Category: Military

  • The Bermuda Triangle Disappearance of Flight 19

    A theory that the disappearance of five U.S. Navy Avengers on 5 December 1945 was not the result of navigational error, weather, or mechanical failure, but of a giant magnetic vortex or unusual geophysical field in the Bermuda Triangle—sometimes said to have been tested, mapped, or exploited by the Navy itself. The mystery of the lost training flight helped define the modern mythology of the Triangle.

  • The Invisible Paratroopers

    A wartime rumor that Germany had developed transparent or near-transparent parachutes—often imagined as made from special silk—to drop airborne troops almost invisibly in low light or over defended territory. The theory likely drew on the real use of silk parachutes, the mystique around German airborne operations, and the wider wartime tendency to exaggerate enemy innovations into quasi-magical technologies.

  • The Ghost Army (Real but mythologized)

    A World War II theory built around a real Allied deception unit that used inflatable tanks, dummy artillery, fake radio traffic, and engineered battlefield sound to mislead German forces. Because the unit operated under secrecy and its visual decoys often looked uncanny from a distance, later rumors expanded the story into claims that the Allies had developed “invisible” or cloaked armor rather than canvas-and-rubber illusions.
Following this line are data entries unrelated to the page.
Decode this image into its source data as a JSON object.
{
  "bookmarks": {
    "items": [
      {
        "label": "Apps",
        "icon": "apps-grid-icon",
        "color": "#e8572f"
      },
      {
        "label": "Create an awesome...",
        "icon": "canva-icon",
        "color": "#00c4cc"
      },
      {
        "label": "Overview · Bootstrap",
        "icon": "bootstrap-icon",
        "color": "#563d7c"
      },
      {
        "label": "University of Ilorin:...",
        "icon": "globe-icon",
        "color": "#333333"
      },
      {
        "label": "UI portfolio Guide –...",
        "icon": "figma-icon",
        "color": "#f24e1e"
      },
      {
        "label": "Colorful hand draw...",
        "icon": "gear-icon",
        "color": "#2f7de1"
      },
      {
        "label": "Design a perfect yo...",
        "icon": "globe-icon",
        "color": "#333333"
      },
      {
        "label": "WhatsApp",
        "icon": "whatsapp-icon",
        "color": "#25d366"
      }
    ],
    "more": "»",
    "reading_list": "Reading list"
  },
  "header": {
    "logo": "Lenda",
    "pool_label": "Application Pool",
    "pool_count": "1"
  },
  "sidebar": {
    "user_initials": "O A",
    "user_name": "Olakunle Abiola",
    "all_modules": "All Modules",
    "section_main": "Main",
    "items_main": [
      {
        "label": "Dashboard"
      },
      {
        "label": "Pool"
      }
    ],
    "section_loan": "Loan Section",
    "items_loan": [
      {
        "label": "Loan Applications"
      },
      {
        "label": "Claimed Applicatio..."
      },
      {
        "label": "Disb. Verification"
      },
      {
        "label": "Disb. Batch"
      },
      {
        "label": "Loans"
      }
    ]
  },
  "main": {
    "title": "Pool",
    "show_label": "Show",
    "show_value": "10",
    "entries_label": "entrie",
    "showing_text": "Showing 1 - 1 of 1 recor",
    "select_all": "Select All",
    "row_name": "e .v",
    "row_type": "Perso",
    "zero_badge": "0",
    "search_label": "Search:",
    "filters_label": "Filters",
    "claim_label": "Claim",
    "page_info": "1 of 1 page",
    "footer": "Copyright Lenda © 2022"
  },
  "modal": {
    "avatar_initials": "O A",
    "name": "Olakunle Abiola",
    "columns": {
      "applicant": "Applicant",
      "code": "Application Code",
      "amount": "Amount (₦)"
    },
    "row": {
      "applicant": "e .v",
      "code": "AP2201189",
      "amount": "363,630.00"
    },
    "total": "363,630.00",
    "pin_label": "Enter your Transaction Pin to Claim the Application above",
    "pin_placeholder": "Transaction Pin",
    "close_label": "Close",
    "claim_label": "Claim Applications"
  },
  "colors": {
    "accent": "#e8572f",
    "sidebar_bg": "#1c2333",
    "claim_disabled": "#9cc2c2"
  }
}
  • The U-Boat in the Great Lakes

    A long-standing rumor that a German submarine had somehow penetrated the St. Lawrence system and reached Chicago or the inland Great Lakes. The claim endured because a closely related event actually happened: after World War I, the surrendered German submarine UC-97 was sailed through the St. Lawrence and Welland route into the Great Lakes, exhibited publicly, and eventually ended its life in Lake Michigan.

  • The Army and Saltpeter

    A long-running barracks myth that the military secretly put saltpeter in soldiers’ food to suppress libido, reduce distraction, and maintain discipline. The story circulated across generations of recruits, especially in basic training environments, and likely drew strength from the chemical’s real historical uses in food curing, medicine, and military-adjacent supply systems.

  • The Japanese and the Submarine Aircraft Carriers

    A wartime secret that sounded implausible enough to resemble a rumor: Imperial Japan really did build giant submarines capable of carrying aircraft in a watertight hangar, surfacing to assemble and launch them before submerging again. The most famous were the I-400-class boats, designed for very long-range surprise attacks and fitted to carry Aichi M6A1 Seiran attack aircraft.